The irony of this age of the digital economy must be a phrase pinned to a closed shop announcing: Exciting retailer coming soon.
In the past six months the Australian retailing world has taken a pasting. Peer into a departmental store, fashion boutiques and youll see bored shop assistants keeping busy.
You might call it a retail recession but it isn't really; Savvy consumers are still buying, but online. In the past few months two book chains have fallen by the wayside. Their premises will be replaced either by an eatery or cafe. Chomp, chomp! Slurp, Slurp. You can't buy your next flat white online. No, but they're working on it.
In the past two months, Canberra's reputation as a city of bookshops has taken a hammering with the closure of the Angus & Robertson chain and Borders. The latter has been no more than a decade. Apart from the employee's who lost their jobs there has been no great regret at their passing. Is that how it is?
Former Treasury secretary Ken Henry once drolly said hundreds of jobs are destroyed and created every day. Even Joe Schumpeter, the economist who told us about the economic and entrepreneurial forces that made for creative destruction had pangs of regret about the loss of the old forms of business life. Some bookshops still remain but have seen no spike in sales since the closure of two major book chains.
A soaring dollar and the impetus it gives to online purchasing means that they live a penurious life. It was only a few years ago people were being enticed to use their super and invest in a bookshop franchise. There is something, though, about bookshops that we should value as pure heritage. Its the smell of print and paper, their quaintness and quietness, the joy of finding a new book as one browses the shelves and watching fellow bibliophiles.
Stanley Baldwin, the former British prime minster got high sniffing books. Old volumes have that musty smell of history. A whole academic discipline makes it its business to trawl through the personal libraries of great economists and scrutinise any annotated comment on book margins.
Can one associate the disappearance of bookshops in a place as evidence of cultural despair? The worlds greatest economist certainly thought so. John Maynard Keynes once gave a radio address on his love affair with books and bookshops. The reader, Keynes advised, should approach books "with all his senses; he should know their touch and their smell. He should learn how to take them in his hands, rustle their pages and reach in a few seconds a first intuitive impression of what they contain. He should, in the course of time, have touched many thousands, at least 10 times as many as he really reads. He should cast an eye over books as a shepherd over sheep ... He should live with more books than he reads, with a penumbra of unread pages, of which he knows the general character and content, fluttering round him. This is the purpose of libraries ...
"It is also the purpose of good bookshops, both new and secondhand, of which there are still some, and would that there were more. A bookshop is not like a railway booking-office which one approaches knowing what one wants. One should enter it vaguely, almost in a dream, and allow what is there freely to attract and influence the eye.

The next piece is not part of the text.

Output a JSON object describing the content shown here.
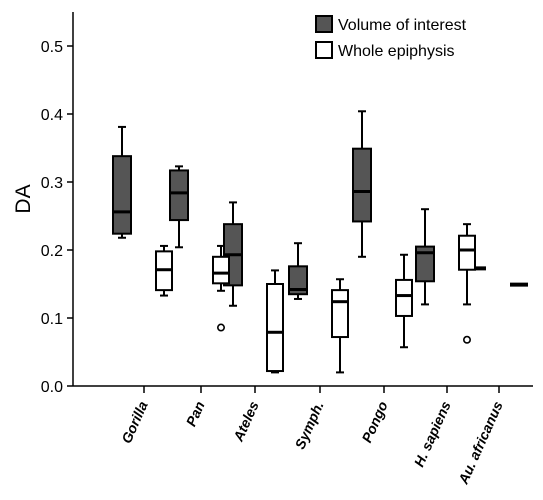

"To walk the rounds of the bookshops, dipping in as curiosity dictates, should be an afternoons entertainment. Feel no shyness or compunction in taking it. Bookshops exist to provide it; and the booksellers welcome it, knowing how it will end."
What would Keynes make, I wonder, about the ebook, the Kobo reader and the electronic bookshelf? Today many bookshop owners have indeed a dread about how it will end but are fighting against the market trends and a prophecy by a cabinet minster that they will all be defunct within five years.
Canberra has too many literary festivals, and a great bank of intelligentsia, to let the local book trade simply curl up and die. Get out and support your local bookseller!